While I concur in the result reached in this matter, I am unable to subscribe to two of the reasons given in the majority opinion for sustaining the exception of no cause of action.
The majority expresses the view that, since it is probable that all of the present shareholders of the defendant are different from those who owned shares in the homestead at the time plaintiff sold her stock and since the plaintiff waited over four years from the date of the sale of her stock before she filed her suit, the equitable doctrine of laches is applicable. I am not aware of any law or jurisprudence of this State (aside from the law of prescription) which would justify the court in refusing to entertain plaintiff's suit on the ground that her claim is stale. Assuming that it is true that the stockholders of the defendant corporation are not the same persons who owned stock at the time plaintiff disposed of her shares, this fact could not, in my judgment, affect the liability of the defendant if the latter, through its officers, perpetrated a fraud in inducing her to sell her stock at a reduced price.

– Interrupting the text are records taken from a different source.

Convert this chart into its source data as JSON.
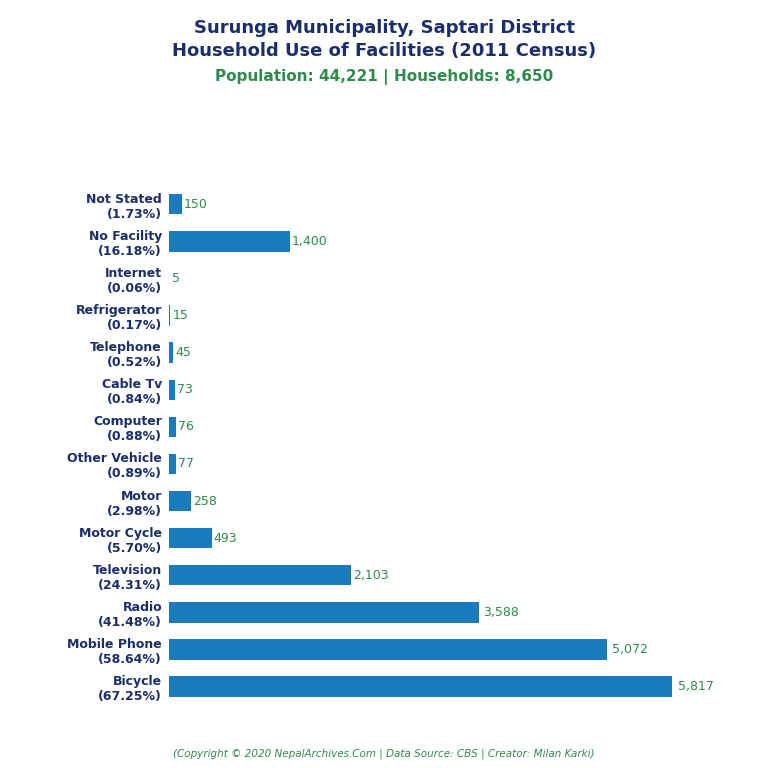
{
  "title_line1": "Surunga Municipality, Saptari District",
  "title_line2": "Household Use of Facilities (2011 Census)",
  "subtitle": "Population: 44,221 | Households: 8,650",
  "footer": "(Copyright © 2020 NepalArchives.Com | Data Source: CBS | Creator: Milan Karki)",
  "categories": [
    "Not Stated\n(1.73%)",
    "No Facility\n(16.18%)",
    "Internet\n(0.06%)",
    "Refrigerator\n(0.17%)",
    "Telephone\n(0.52%)",
    "Cable Tv\n(0.84%)",
    "Computer\n(0.88%)",
    "Other Vehicle\n(0.89%)",
    "Motor\n(2.98%)",
    "Motor Cycle\n(5.70%)",
    "Television\n(24.31%)",
    "Radio\n(41.48%)",
    "Mobile Phone\n(58.64%)",
    "Bicycle\n(67.25%)"
  ],
  "values": [
    150,
    1400,
    5,
    15,
    45,
    73,
    76,
    77,
    258,
    493,
    2103,
    3588,
    5072,
    5817
  ],
  "value_labels": [
    "150",
    "1,400",
    "5",
    "15",
    "45",
    "73",
    "76",
    "77",
    "258",
    "493",
    "2,103",
    "3,588",
    "5,072",
    "5,817"
  ],
  "bar_color": "#1a7bbf",
  "title_color": "#1a2e6e",
  "subtitle_color": "#2e8b4a",
  "value_color": "#2e8b4a",
  "footer_color": "#2e8b4a",
  "background_color": "#ffffff",
  "xlim": [
    0,
    6400
  ],
  "figsize": [
    7.68,
    7.68
  ],
  "dpi": 100
}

The majority are also of the opinion that, because plaintiff might have been able to ascertain by diligence and inquiry that her stock was worth more than the price offered by the homestead, she is precluded from recovering in view of Paragraph 3 of Article 1847 of the Civil Code, which reads: *Page 236
"A false assertion as to the value of that which is the object of the contract, is not such an artifice as will invalidate the agreement, provided the object is of such a nature and is in such a situation that he, who is induced to contract by means of the assertion, might with ordinary attention have detected the falsehood; he shall then be supposed to have been influenced more by his own judgment than the assertion of the other."
While it must be conceded that the above quoted provision would be pertinent under ordinary circumstances, I do not think it should be applied in this case because of the nature of the defendant's business and the quasi fiduciary relationship existing between its shareholders and its directors. A homestead is a quasi public institution impressed with a public trust. See Act 5 of 1934 and 12 C.J.S. Building and Loan Associations, § 3, p. 396. It is also well recognized that a quasi fiduciary relationship exists between officers and directors of a homestead and its stockholders. See 13 American Jurisprudence, Section 1011, and Fletcher's Cyclopedia of the Law of Corporations, Volume 3, Sections 838 and 848. Hence, there was an obligation on the part of the officers of the defendant to inform the plaintiff with regard to the true situation of its affairs and if, by suppressing the facts, they were able to take unfair advantage of her, the court should not hesitate to grant her relief.
Notwithstanding this, I think that plaintiff's suit has been properly dismissed because the allegations of her petition, viewed as a whole, do not show that the officers *Page 237 of the defendant company have imposed upon her. In the first place, it is clear to me that she is without a cause of action to have the sale of her stock rescinded on the theory that there was an implied resolutory condition in the offer to purchase which was made to her by the homestead.
Moreover, I am also of the opinion that the case is distinguishable from that of Markey v. Hibernia Homestead Ass'n., La.App., 186 So. 757. In the Markey case, the plaintiff charged that the officers of the homestead devised a scheme or plan to purchase stock at reduced prices so that they and their friends could get federal insurance and thereby obtain the full par value of their own stock. The scheme devised by the officers was alleged in great detail and the gravamen of the petition was that the officers and directors sought to unjustly enrich themselves at the expense of plaintiff and other stockholders.
In the case at bar, the plaintiff alleges that the defendant is guilty of fraud because it induced her to sell her stock at a price which was less than its book value or its value on the open market. The conclusion of fraud is not warranted by the act charged because, under the provisions of Act 5 of 1934, the homestead was given the right to purchase its own stock at reduced prices.
It is true that plaintiff alleges in general terms that the letter she received from the defendant was sent to her for the sole and only purpose of inducing her to part with her stock at a loss and "in order that the said association and other shareholders who retained their shares might be enriched *Page 238 at her expense". However, there is no allegation to the effect that, at the time the latter was sent or thereafter, the officers of the homestead, believing that they could get Federal insurance for the company by inducing the plaintiff and others similarly situated to sell their stock at reduced prices, knew that Federal insurance could be obtained. In the absence of allegations of fact showing that the officers devised a scheme to unjustly enrich themselves at plaintiff's expense, no case for the rescission of the contract of sale on the ground of fraud is stated.
For these reasons, I respectfully concur in the decree.